Inspecting a CDC Chronic Disease Dataset

Recently, I’ve taken on a personal project to apply the Python and machine learning I’ve been studying. Since I’ve an interest in population health, I decided to start by focusing on understanding a 15 year population health specific dataset I found on Kaggle. This dataset was from the US Center for Disease Control and Prevention on chronic disease indicators. In this blog series, I want to demonstrate what is in the dataset with exploration. Later on, I’ll go into more of the data visualization. At this time, I’m not sure I see the opportunity for actual machine learning with only this dataset.

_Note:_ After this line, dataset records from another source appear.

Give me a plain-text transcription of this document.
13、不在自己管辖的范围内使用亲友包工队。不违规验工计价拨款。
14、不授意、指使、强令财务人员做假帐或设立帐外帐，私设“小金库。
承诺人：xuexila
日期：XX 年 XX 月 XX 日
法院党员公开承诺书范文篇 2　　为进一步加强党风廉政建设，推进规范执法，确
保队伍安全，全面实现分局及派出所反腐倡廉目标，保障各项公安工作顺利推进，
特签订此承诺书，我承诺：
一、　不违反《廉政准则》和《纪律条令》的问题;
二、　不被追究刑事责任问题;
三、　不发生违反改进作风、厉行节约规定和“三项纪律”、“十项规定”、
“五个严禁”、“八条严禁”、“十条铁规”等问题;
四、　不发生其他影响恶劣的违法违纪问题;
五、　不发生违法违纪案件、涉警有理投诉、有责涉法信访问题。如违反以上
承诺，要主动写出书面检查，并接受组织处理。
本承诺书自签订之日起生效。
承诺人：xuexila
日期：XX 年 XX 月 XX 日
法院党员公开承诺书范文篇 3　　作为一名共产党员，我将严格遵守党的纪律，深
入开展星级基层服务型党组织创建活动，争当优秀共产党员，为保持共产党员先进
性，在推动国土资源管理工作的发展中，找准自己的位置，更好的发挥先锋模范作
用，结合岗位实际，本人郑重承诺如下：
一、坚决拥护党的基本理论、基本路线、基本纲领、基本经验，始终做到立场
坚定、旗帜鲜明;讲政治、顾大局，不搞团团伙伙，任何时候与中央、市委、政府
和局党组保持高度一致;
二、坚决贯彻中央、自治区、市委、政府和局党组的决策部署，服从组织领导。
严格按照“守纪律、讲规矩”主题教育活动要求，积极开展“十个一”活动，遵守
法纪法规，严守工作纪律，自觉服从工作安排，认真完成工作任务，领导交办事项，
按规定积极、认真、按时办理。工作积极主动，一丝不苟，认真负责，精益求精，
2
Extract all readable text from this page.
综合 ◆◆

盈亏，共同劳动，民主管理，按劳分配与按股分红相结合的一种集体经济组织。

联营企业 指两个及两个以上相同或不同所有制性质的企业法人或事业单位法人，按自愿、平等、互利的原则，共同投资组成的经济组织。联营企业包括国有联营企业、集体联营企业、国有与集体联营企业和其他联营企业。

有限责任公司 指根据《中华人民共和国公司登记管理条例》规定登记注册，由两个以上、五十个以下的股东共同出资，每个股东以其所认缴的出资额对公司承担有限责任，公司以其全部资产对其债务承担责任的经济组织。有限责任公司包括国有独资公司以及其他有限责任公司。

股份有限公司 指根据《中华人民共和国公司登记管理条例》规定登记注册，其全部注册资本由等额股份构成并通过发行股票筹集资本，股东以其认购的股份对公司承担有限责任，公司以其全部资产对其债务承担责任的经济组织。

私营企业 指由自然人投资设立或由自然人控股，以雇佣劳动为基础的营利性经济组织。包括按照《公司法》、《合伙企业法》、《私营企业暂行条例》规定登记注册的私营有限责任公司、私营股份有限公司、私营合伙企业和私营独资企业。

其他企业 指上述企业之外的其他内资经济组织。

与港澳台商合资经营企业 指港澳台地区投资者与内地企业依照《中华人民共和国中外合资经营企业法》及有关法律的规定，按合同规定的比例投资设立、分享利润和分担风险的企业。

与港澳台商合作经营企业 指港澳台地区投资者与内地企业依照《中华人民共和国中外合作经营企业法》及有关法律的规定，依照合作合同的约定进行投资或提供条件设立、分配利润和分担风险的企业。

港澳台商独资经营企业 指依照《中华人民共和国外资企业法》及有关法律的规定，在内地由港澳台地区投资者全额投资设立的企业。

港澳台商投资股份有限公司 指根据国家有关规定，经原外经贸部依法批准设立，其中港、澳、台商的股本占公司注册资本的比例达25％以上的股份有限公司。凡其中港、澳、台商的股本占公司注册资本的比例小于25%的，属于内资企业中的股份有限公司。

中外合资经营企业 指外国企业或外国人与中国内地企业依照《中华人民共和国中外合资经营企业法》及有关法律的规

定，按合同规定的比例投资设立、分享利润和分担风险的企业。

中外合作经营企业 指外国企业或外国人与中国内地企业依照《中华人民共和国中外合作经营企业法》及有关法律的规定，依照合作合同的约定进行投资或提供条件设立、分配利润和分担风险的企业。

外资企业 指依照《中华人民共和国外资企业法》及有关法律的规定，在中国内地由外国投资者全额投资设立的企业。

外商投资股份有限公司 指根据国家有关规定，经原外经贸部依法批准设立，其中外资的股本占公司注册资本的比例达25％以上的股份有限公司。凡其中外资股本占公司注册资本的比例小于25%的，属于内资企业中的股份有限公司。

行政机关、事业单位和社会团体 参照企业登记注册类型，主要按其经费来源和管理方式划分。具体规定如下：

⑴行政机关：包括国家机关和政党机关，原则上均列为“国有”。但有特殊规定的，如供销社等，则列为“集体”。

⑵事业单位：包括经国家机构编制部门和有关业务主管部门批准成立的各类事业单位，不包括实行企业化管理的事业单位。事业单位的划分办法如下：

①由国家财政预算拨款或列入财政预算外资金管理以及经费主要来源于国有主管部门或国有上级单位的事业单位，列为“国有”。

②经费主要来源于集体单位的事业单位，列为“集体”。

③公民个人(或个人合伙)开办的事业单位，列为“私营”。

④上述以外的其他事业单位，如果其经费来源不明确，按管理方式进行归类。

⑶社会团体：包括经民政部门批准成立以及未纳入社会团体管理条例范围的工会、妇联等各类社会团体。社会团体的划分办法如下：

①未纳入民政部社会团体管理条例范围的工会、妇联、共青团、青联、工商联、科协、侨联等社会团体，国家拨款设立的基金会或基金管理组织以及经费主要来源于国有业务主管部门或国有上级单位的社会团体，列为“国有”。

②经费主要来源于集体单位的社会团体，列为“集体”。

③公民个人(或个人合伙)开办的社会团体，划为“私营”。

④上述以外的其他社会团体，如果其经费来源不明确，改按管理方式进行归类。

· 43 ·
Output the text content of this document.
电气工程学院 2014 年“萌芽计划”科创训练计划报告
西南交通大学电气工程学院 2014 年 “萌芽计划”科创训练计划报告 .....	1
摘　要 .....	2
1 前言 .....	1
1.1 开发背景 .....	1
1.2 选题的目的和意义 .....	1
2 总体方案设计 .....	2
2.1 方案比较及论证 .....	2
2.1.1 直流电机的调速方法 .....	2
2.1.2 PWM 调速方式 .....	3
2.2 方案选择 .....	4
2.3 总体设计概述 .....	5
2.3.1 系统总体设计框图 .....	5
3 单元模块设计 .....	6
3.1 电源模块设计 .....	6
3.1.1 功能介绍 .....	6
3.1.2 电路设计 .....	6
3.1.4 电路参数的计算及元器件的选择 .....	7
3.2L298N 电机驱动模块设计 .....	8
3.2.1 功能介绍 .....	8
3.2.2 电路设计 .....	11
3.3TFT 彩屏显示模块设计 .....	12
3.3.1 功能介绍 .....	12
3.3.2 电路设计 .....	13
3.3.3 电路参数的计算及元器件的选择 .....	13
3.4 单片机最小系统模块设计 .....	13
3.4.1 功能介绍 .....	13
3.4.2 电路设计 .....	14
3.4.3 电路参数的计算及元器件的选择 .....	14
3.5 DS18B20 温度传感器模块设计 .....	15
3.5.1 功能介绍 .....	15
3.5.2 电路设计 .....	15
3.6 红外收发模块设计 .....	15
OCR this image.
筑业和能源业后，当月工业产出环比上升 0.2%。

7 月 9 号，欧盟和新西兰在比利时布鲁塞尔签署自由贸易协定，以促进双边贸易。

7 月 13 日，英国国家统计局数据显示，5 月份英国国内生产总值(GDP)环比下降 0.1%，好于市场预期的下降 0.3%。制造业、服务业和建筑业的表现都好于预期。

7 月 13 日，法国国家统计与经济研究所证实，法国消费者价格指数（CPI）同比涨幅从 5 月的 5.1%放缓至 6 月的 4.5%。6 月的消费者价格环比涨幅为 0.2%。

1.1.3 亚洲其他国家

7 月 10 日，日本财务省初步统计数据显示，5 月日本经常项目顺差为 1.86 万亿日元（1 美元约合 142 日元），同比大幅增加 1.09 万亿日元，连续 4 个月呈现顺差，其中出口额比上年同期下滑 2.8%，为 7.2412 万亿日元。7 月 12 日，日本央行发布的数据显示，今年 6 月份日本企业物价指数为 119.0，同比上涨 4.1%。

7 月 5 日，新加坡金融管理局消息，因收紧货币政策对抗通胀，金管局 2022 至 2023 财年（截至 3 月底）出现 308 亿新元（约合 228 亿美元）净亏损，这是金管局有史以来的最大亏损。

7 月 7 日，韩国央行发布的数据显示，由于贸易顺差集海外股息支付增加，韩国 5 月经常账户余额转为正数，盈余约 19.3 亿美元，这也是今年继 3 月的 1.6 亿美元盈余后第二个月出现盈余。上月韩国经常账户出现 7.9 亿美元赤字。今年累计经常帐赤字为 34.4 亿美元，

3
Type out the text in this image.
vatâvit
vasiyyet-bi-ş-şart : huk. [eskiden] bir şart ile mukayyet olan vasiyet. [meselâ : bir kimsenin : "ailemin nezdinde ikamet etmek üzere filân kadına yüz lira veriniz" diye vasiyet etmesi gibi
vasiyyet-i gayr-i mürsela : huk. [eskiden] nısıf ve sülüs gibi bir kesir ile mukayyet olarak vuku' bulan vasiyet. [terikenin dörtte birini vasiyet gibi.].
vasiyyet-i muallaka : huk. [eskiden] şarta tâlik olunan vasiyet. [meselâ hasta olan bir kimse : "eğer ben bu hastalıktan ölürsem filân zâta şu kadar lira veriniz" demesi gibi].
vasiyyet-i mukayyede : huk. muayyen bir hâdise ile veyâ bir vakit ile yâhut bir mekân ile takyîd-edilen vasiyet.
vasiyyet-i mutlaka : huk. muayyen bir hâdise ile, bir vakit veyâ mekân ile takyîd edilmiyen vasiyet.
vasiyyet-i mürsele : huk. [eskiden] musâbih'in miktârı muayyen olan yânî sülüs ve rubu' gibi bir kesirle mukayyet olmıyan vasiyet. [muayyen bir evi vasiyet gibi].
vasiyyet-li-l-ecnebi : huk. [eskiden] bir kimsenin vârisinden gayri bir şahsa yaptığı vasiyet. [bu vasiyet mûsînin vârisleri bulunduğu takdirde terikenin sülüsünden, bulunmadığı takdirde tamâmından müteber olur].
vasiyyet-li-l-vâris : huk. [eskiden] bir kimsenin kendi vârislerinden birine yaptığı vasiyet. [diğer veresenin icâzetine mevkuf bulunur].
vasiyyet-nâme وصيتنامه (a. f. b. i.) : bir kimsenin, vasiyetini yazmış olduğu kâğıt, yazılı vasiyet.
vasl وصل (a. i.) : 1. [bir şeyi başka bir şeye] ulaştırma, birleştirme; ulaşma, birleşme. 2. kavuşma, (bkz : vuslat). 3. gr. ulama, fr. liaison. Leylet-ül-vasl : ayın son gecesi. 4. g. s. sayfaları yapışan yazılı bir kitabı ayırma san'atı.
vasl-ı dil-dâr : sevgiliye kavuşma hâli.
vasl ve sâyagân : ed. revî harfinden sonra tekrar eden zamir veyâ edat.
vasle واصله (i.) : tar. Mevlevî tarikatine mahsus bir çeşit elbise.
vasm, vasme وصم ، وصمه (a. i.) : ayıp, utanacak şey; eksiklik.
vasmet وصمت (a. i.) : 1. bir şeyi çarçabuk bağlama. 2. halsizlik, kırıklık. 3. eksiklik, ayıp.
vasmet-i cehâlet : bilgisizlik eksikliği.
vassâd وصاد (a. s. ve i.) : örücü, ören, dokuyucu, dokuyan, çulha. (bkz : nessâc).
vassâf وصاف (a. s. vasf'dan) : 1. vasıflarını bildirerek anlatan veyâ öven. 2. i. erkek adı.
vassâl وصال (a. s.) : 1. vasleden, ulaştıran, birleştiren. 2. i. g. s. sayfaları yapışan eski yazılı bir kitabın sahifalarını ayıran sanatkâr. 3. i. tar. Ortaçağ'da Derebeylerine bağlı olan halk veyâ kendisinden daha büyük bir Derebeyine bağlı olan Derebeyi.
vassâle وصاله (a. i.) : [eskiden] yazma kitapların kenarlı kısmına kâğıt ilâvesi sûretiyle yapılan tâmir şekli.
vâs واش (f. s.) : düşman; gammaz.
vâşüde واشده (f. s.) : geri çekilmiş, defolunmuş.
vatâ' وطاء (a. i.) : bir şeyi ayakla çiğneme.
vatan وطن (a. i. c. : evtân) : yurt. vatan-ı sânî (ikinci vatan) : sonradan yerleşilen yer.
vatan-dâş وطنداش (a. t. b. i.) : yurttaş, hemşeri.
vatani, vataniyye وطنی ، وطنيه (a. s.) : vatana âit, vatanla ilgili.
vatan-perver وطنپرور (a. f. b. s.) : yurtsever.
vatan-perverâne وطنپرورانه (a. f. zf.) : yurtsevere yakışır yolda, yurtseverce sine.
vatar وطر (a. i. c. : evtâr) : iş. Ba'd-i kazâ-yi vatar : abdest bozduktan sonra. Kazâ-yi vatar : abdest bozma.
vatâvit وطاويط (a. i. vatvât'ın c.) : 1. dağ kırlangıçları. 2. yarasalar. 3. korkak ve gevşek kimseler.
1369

According the the overview on Kaggle, the limited contextual information provided in this dataset notes that the indicators are collected on the state level from 2001 to 2016, and there are 202 indicators. Using jupyter notebook and pd.read_csv() on the file, there are 403,984 rows with 34 columns, or attributes. By running .info() method, the second column in the output below shows that we’ve some missing data. In the last column below, there are different types of data where some are numerical such as integers and floating values and others are objects containing strings of characters.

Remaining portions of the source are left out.